Paradise Lost, un film de Andrea Di Stefano : Critique

La petite histoire, au sein de la grande histoire. C’est ainsi que se définit cette tragédie, un mélange de réalité et de fiction. Pour sa première réalisation et scénario, Andrea Di Stefano s’attaque au personnage de Pablo Escobar. Un énorme challenge, sur lequel Oliver Stone et Joe Carnahan entre autres, se sont cassés les dents.

Synopsis : Nick pense avoir trouvé son paradis en rejoignant son frère en Colombie. Un lagon turquoise, une plage d’ivoire et des vagues parfaites ; un rêve pour ce jeune surfeur canadien. Il y rencontre Maria, une magnifique Colombienne. Ils tombent follement amoureux. Tout semble parfait… jusqu’à ce que Maria le présente à son oncle : un certain Pablo Escobar.

Une carte postale légèrement écornée

Mais au lieu de faire un biopic sur le tristement célèbre parrain de la drogue, il utilise des faits réels sur ce dernier, en y insérant une histoire d’amour, entre sa nièce et un canadien, venu rejoindre son frère en Colombie. Un choix discutable, tant la présence de Pablo Escobar, qui plus est, incarné par Benicio Del Toro, focalise l’attention et donne envie de le voir plus souvent, d’en savoir plus sur lui et donc de se retrouver devant un biopic, et non une romance tragique.

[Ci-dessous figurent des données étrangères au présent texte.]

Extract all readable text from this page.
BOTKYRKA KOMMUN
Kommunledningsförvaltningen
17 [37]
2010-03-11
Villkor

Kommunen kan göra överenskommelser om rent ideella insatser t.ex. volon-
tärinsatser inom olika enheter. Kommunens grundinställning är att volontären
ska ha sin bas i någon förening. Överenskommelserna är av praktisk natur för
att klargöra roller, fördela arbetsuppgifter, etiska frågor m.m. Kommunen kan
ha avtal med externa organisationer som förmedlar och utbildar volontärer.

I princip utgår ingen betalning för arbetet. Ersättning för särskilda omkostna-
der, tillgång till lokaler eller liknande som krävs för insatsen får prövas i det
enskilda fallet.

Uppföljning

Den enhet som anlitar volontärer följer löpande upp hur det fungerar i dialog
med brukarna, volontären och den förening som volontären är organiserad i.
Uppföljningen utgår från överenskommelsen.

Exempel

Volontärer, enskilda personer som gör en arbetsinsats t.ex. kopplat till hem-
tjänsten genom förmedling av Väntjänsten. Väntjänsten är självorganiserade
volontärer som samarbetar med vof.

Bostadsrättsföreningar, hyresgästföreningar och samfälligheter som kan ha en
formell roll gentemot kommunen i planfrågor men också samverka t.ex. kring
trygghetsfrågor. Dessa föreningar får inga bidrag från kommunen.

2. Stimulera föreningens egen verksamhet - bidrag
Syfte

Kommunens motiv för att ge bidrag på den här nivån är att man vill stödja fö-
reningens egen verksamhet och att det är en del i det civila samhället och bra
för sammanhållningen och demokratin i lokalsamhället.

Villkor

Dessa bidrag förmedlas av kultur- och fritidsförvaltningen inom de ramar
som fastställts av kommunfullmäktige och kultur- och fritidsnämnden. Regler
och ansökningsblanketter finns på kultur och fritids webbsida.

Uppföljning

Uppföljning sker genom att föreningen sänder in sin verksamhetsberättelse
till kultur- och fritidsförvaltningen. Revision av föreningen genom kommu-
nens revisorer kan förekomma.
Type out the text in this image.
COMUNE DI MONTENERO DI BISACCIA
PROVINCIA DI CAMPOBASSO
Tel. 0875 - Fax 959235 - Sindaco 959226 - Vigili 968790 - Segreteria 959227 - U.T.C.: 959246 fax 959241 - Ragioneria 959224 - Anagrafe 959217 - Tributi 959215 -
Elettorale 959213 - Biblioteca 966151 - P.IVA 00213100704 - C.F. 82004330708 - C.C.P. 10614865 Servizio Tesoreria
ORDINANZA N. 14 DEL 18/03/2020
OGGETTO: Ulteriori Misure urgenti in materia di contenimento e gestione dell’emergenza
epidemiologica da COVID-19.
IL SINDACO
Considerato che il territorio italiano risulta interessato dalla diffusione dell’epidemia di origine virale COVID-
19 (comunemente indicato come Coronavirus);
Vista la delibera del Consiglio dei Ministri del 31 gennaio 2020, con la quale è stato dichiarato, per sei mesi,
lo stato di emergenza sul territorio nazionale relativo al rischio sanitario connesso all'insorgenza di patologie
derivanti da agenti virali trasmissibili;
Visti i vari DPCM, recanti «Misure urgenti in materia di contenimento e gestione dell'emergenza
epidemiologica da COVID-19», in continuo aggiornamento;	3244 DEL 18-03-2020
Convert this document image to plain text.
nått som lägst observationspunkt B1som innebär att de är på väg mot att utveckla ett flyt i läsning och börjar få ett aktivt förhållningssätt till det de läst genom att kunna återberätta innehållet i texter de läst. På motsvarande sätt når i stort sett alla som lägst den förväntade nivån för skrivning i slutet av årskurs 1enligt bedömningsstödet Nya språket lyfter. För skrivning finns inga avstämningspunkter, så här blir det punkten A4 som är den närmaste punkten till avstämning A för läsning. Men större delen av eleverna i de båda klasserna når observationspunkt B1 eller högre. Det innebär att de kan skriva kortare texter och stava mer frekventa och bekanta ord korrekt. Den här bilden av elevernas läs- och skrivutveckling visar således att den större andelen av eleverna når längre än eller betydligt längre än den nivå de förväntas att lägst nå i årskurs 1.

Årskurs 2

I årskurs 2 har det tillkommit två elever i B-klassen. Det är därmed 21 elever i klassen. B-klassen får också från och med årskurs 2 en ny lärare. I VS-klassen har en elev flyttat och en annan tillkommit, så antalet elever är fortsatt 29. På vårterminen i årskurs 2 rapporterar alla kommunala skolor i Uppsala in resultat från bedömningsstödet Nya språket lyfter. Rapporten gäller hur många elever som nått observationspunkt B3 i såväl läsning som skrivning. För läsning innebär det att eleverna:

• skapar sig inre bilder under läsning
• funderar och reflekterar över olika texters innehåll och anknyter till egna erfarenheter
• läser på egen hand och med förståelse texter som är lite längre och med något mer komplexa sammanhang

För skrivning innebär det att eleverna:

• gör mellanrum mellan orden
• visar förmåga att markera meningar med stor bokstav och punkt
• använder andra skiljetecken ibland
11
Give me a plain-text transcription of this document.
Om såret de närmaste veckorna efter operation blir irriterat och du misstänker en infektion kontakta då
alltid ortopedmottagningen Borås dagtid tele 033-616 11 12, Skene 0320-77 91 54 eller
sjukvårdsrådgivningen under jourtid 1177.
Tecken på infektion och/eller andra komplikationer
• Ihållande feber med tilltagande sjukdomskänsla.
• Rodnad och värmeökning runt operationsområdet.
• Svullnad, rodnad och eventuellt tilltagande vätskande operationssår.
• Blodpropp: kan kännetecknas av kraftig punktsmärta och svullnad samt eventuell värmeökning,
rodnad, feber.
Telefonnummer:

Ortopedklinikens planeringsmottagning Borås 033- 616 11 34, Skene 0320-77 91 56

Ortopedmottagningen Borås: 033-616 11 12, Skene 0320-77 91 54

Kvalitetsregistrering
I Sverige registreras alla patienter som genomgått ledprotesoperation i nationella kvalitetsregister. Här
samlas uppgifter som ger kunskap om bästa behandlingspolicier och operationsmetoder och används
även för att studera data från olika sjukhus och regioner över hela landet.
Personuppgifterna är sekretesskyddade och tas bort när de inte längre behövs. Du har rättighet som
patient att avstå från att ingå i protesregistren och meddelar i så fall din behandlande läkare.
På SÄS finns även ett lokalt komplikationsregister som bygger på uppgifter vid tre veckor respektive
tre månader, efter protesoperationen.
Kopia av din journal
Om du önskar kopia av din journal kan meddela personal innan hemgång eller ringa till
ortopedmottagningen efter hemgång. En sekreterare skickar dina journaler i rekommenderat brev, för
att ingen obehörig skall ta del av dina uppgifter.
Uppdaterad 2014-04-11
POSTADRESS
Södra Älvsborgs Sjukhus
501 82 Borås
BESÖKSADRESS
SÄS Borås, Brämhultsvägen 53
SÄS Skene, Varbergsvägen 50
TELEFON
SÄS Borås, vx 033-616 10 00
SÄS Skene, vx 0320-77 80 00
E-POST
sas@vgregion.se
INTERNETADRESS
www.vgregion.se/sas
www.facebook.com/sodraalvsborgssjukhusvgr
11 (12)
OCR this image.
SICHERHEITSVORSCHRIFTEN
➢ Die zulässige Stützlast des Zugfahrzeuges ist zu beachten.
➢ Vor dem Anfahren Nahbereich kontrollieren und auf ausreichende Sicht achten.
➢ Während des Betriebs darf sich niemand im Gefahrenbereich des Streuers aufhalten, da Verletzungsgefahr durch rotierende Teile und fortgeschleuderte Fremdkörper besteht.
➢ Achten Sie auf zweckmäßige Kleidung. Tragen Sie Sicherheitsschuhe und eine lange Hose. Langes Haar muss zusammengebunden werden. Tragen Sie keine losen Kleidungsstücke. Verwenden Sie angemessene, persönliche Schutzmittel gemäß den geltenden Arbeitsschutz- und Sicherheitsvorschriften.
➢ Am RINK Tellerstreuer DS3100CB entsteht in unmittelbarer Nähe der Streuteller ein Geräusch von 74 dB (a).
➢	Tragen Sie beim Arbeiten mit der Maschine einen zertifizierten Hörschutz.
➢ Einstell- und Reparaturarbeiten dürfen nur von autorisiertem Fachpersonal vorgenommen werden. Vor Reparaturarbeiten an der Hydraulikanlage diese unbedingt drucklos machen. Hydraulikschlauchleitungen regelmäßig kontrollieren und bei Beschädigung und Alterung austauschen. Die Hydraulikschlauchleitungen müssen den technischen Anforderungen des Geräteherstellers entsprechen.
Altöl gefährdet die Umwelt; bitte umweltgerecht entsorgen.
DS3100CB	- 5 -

Le film Paradise Lost, se compose de deux parties : l’histoire d’amour qui naît entre Nick (Josh Hutcherson) et Maria (Claudia Traisac), avec en fond la découverte du personnage de Pablo Escobar et de son lien avec elle. Puis, la belle idylle vire au cauchemar, avec la descente aux enfers du parrain, qui emporte tout le monde avec lui dans sa chute.

L’histoire commence avec Nick dans une église, visiblement amoché et Maria apeurée, accourant à l’intérieur de celle-ci. On devine facilement, que la romance, va mal se finir. Andrea Di Stefano a choisi de passer par un flashback pour nous conter leur histoire.

La Colombie est belle, la mer tout autant, le soleil brille et Maria illumine l’écran avec son sourire. C’est beau, comme une carte postale, malgré des individus au faciès peu sympathique, qui menacent la tranquillité de Nick et son frère. Mais quand tu sors avec la nièce de Pablo Escobar, la vie devient plus facile, un peu comme le film, qui enchaîne les clichés et les répliques toutes faites, limite dégoulinantes entre Nick et Maria. Cela manque de profondeur, c’est plat et il n’y a pas d’autres personnages intéressants, le réalisateur préférant se concentrer surtout sur Nick, découvrant ce monde, auquel il n’adhère pas.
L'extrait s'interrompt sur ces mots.